The consolidation and conditions for the transfer of copyright (identification of authorship) is carried out in the License Agreement. In particular, the authors reserve the right to the authorship of their manuscript and transfer the first publication of this work to the journal under the terms of the Creative Commons CC BY license. At the same time, they have the right to conclude on their own additional agreements concerning the non-exclusive distribution of the work in the form in which it was published by this journal, but provided that the link to the first publication of the article in this journal is preserved.
A license agreement is a document in which the author warrants that he/she owns all copyright for the work (manuscript, article, etc.).

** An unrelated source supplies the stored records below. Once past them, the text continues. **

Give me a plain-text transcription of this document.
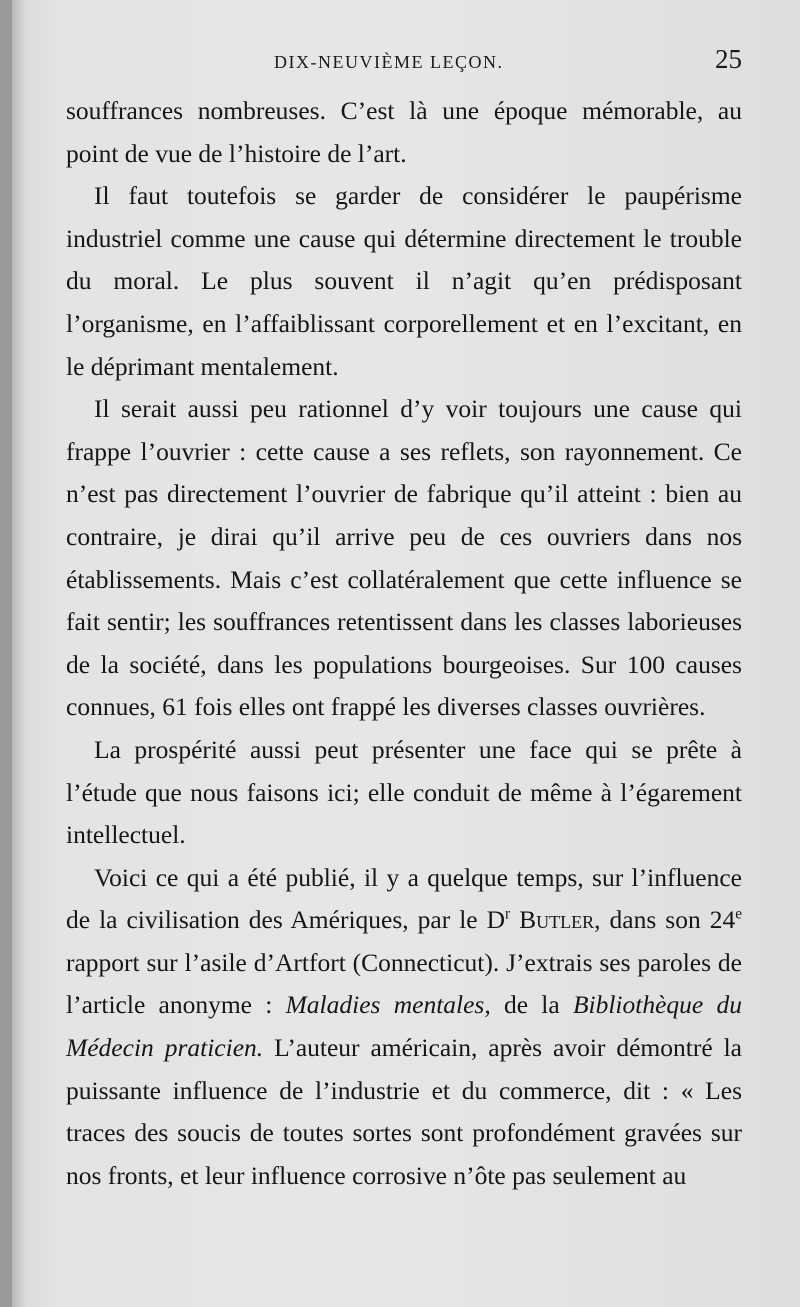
DIX-NEUVIÈME LEÇON.	25

souffrances nombreuses. C’est là une époque mémorable, au point de vue de l’histoire de l’art.

Il faut toutefois se garder de considérer le paupérisme industriel comme une cause qui détermine directement le trouble du moral. Le plus souvent il n’agit qu’en prédisposant l’organisme, en l’affaiblissant corporellement et en l’excitant, en le déprimant mentalement.

Il serait aussi peu rationnel d’y voir toujours une cause qui frappe l’ouvrier : cette cause a ses reflets, son rayonnement. Ce n’est pas directement l’ouvrier de fabrique qu’il atteint : bien au contraire, je dirai qu’il arrive peu de ces ouvriers dans nos établissements. Mais c’est collatéralement que cette influence se fait sentir; les souffrances retentissent dans les classes laborieuses de la société, dans les populations bourgeoises. Sur 100 causes connues, 61 fois elles ont frappé les diverses classes ouvrières.

La prospérité aussi peut présenter une face qui se prête à l’étude que nous faisons ici; elle conduit de même à l’égarement intellectuel.

Voici ce qui a été publié, il y a quelque temps, sur l’influence de la civilisation des Amériques, par le $D^r$ Butler, dans son 24e rapport sur l’asile d’Artfort (Connecticut). J’extrais ses paroles de l’article anonyme : Maladies mentales, de la Bibliothèque du Médecin praticien. L’auteur américain, après avoir démontré la puissante influence de l’industrie et du commerce, dit : « Les traces des soucis de toutes sortes sont profondément gravées sur nos fronts, et leur influence corrosive n’ôte pas seulement au
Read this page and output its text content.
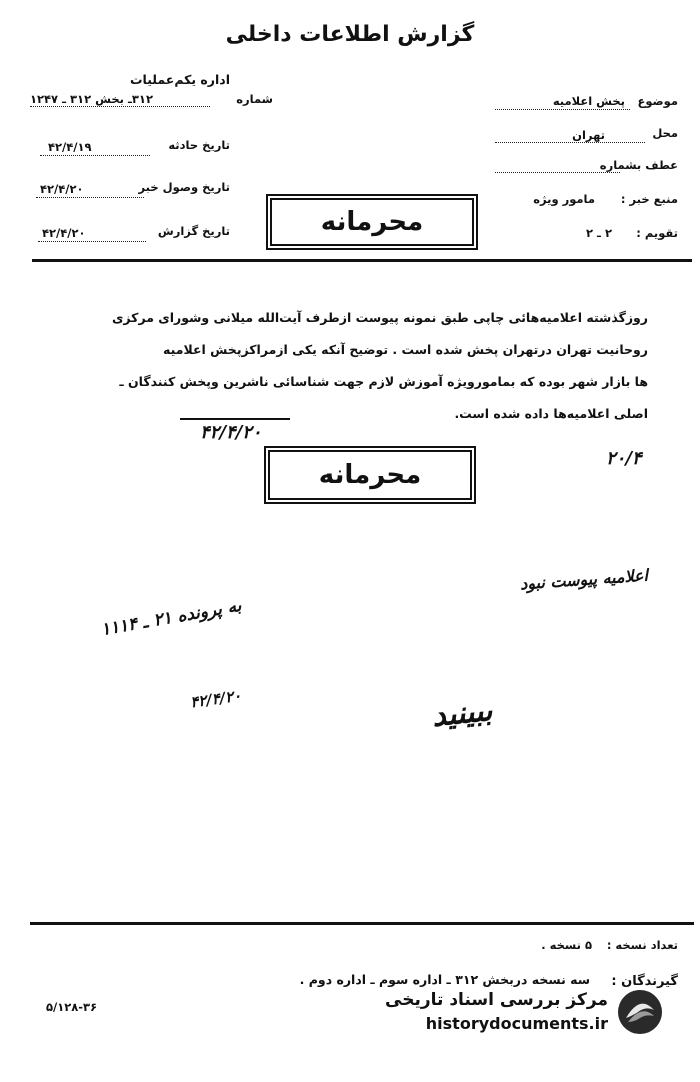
گزارش اطلاعات داخلی
اداره یکم‌عملیات
شماره
۳۱۲ـ بخش ۳۱۲ ـ ۱۲۴۷
تاریخ حادثه
۴۲/۴/۱۹
تاریخ وصول خبر
۴۲/۴/۲۰
تاریخ گزارش
۴۲/۴/۲۰
موضوع
پخش اعلامیه
محل
تهران
عطف بشماره
منبع خبر :
مامور ویژه
تقویم :
۲ ـ ۲
محرمانه
روزگذشته اعلامیه‌هائی چاپی طبق نمونه پیوست ازطرف آیت‌الله میلانی وشورای مرکزی
روحانیت تهران درتهران پخش شده است . توضیح آنکه یکی ازمراکزپخش اعلامیه
ها بازار شهر بوده که بمامورویژه آموزش لازم جهت شناسائی ناشرین وپخش کنندگان ـ
اصلی اعلامیه‌ها داده شده است.
۴۲/۴/۲۰
۲۰/۴
محرمانه
اعلامیه پیوست نبود
به پرونده ۲۱ ـ ۱۱۱۴
۴۲/۴/۲۰	ببینید
تعداد نسخه :
۵ نسخه .
گیرندگان :
سه نسخه دربخش ۳۱۲ ـ اداره سوم ـ اداره دوم .
۵/۱۲۸-۳۶	مرکز بررسی اسناد تاریخی
historydocuments.ir
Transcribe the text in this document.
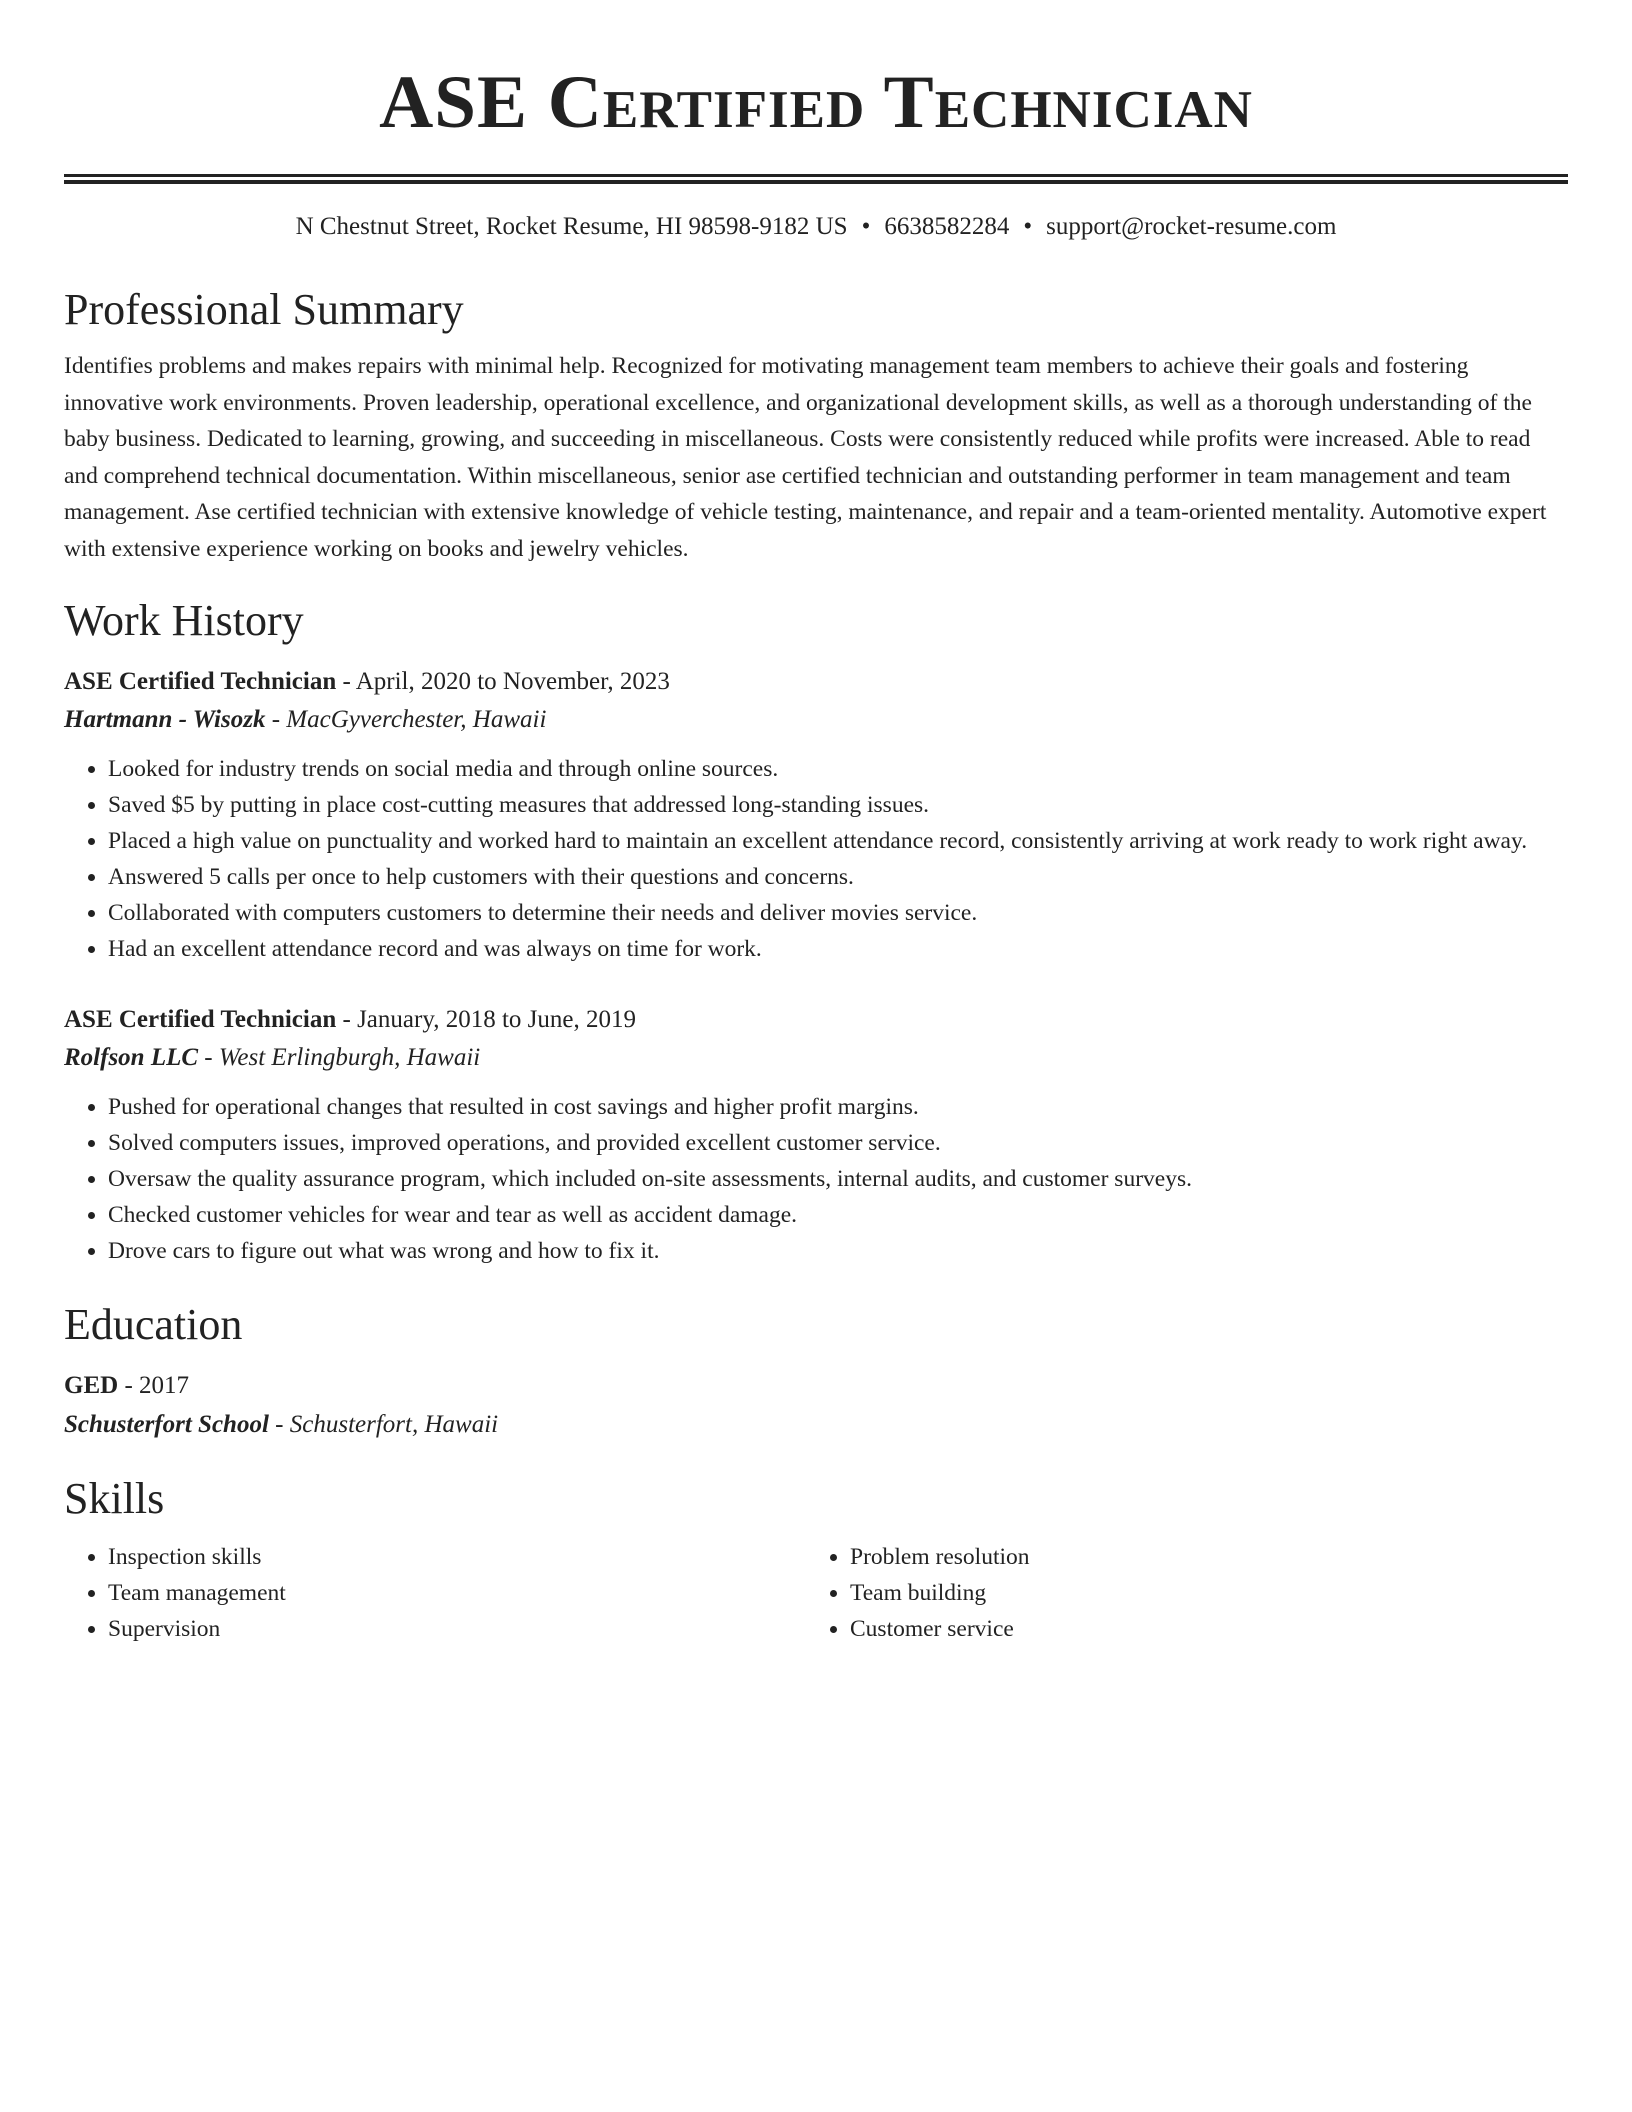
ASE Certified Technician
N Chestnut Street, Rocket Resume, HI 98598-9182 US • 6638582284 • support@rocket-resume.com
Professional Summary
Identifies problems and makes repairs with minimal help. Recognized for motivating management team members to achieve their goals and fostering innovative work environments. Proven leadership, operational excellence, and organizational development skills, as well as a thorough understanding of the baby business. Dedicated to learning, growing, and succeeding in miscellaneous. Costs were consistently reduced while profits were increased. Able to read and comprehend technical documentation. Within miscellaneous, senior ase certified technician and outstanding performer in team management and team management. Ase certified technician with extensive knowledge of vehicle testing, maintenance, and repair and a team-oriented mentality. Automotive expert with extensive experience working on books and jewelry vehicles.
Work History
ASE Certified Technician - April, 2020 to November, 2023
Hartmann - Wisozk - MacGyverchester, Hawaii
• Looked for industry trends on social media and through online sources.
• Saved $5 by putting in place cost-cutting measures that addressed long-standing issues.
• Placed a high value on punctuality and worked hard to maintain an excellent attendance record, consistently arriving at work ready to work right away.
• Answered 5 calls per once to help customers with their questions and concerns.
• Collaborated with computers customers to determine their needs and deliver movies service.
• Had an excellent attendance record and was always on time for work.
ASE Certified Technician - January, 2018 to June, 2019
Rolfson LLC - West Erlingburgh, Hawaii
• Pushed for operational changes that resulted in cost savings and higher profit margins.
• Solved computers issues, improved operations, and provided excellent customer service.
• Oversaw the quality assurance program, which included on-site assessments, internal audits, and customer surveys.
• Checked customer vehicles for wear and tear as well as accident damage.
• Drove cars to figure out what was wrong and how to fix it.
Education
GED - 2017
Schusterfort School - Schusterfort, Hawaii
Skills
• Inspection skills
• Team management
• Supervision
• Problem resolution
• Team building
• Customer service
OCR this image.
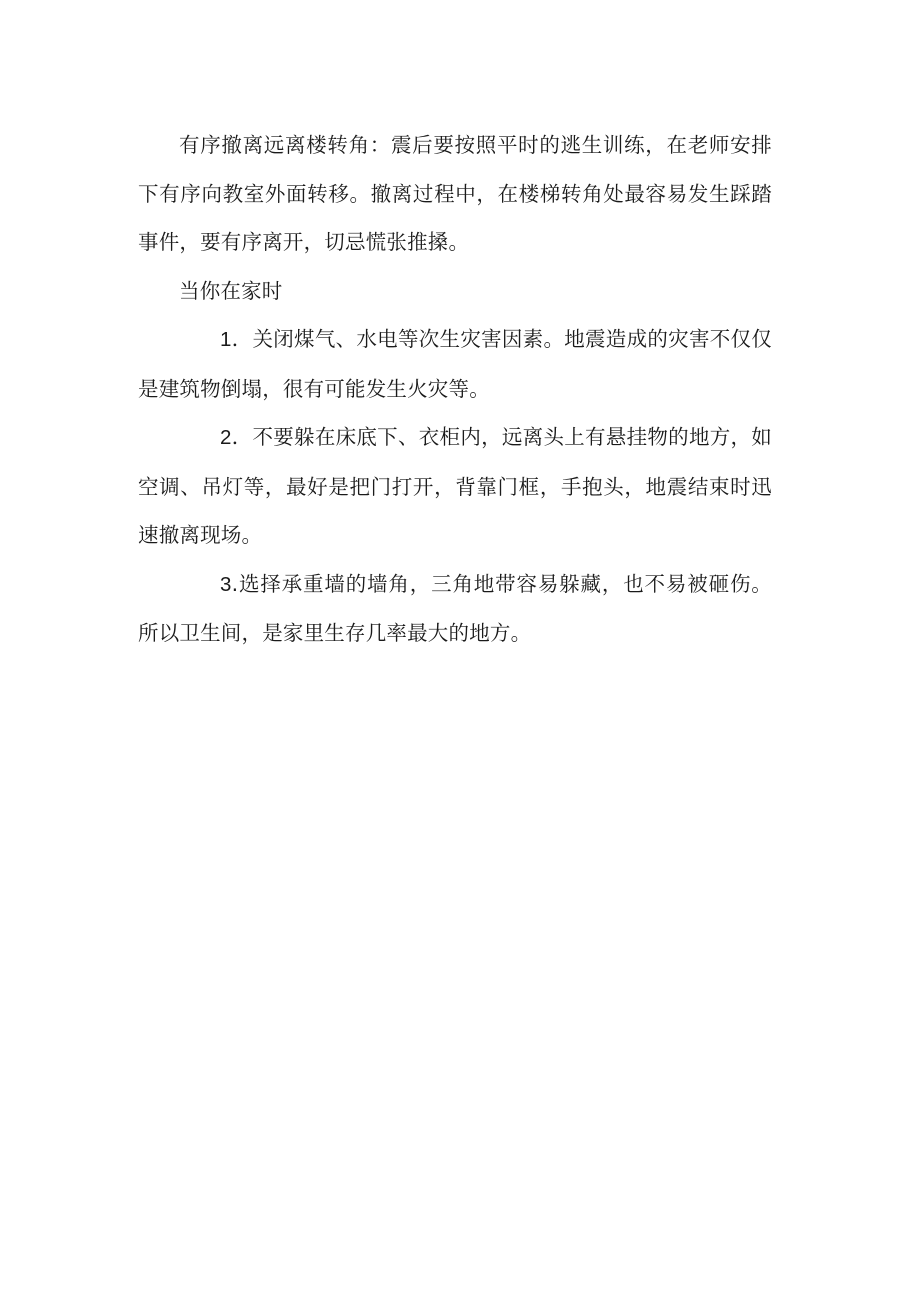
有序撤离远离楼转角：震后要按照平时的逃生训练，在老师安排下有序向教室外面转移。撤离过程中，在楼梯转角处最容易发生踩踏事件，要有序离开，切忌慌张推搡。

当你在家时

1．关闭煤气、水电等次生灾害因素。地震造成的灾害不仅仅是建筑物倒塌，很有可能发生火灾等。

2．不要躲在床底下、衣柜内，远离头上有悬挂物的地方，如空调、吊灯等，最好是把门打开，背靠门框，手抱头，地震结束时迅速撤离现场。

3.选择承重墙的墙角，三角地带容易躲藏，也不易被砸伤。所以卫生间，是家里生存几率最大的地方。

The authors, signing the License Agreement with TECHNOLOGY CENTER PC, have all rights to the further use of their work, provided that they link to our edition in which the work was published.
According to the terms of the License Agreement, the Publisher TECHNOLOGY CENTER PC does not take away your copyrights and receives permission from the authors to use and dissemination of the publication through the world's scientific resources (own electronic resources, scientometric databases, repositories, libraries, etc.).
In the absence of a signed License Agreement or in the absence of this agreement of identifiers allowing to identify the identity of the author, the editors have no right to work with the manuscript.
It is important to remember that there is another type of agreement between authors and publishers – when copyright is transferred from the authors to the publisher. In this case, the authors lose ownership of their work and may not use it in any way.